Eli Lilly and Boehringer Ingelheim’s (BI) Jardiance will continue to increase its market share across the heart failure (HF) and type 2 diabetes (T2D) space following the release of data from the Emperor-Preserved trial, according to GlobalData. The leading data and analytics company notes that Jardiance’s demonstration of significant efficacy in patients with both heart failure (HF) and chronic kidney disease (CKD) is particularly influential and has already led to increased competition in the sodium-glucose co-transporter-2 inhibitor (SGLT-2I) market.

Akash Patel, Pharma Analyst at GlobalData, comments: “The number of CKD, T2D and HF patients is rising in the US, with these expected to increase by 0.99%, 2.89% and 2.24%, respectively, according to GlobalData’s epidemiology database. Any new advancements in these areas are greatly welcomed by physicians, and Jardiance should comfortably gain market share. Being a SGLT-2I is also an advantage for Jardinance, as key opinion leaders (KOLs) interviewed by GlobalData have expressed their enthusiasm at cardiorenal data relating to the SGLT2I class. These novel data will likely prove significant to the US market, where large numbers of patients are developing cardiorenal and metabolic complications that often present as co-morbidities of T2D.”

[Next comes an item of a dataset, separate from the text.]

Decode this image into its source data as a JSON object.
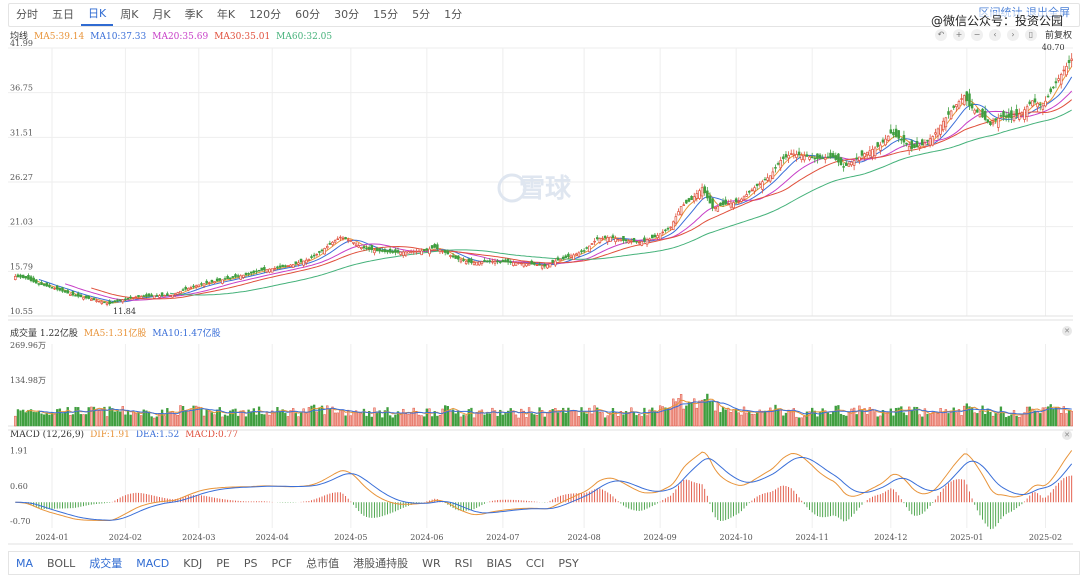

The Emperor-Preserved trial demonstrated that Jardiance significantly reduces the risk of the composite primary endpoint of cardiovascular death or hospitalization in adults with HF and left-ventricular ejection fraction (LVEF) by over 40%, in comparison to the placebo group. This result was irrespective of diabetes status and offers significant promise to a type of HF patient that traditionally has been challenging to provide effective treatment for.

Patel continues: “In August 2021, the FDA approved Jardiance for the treatment of HF with reduced ejection fraction (HFrEF) and Lilly and BI have presented data demonstrating Jardiance’s effectiveness in patients with HF with preserved ejection fraction (HfpEF) with or without diabetes. Jardiance receiving FDA approval for HFpEF would enable it to be the first therapy to deliver improved outcomes across all HF patients and would gain significant market share in an increasingly crowded SGLT-2I market.”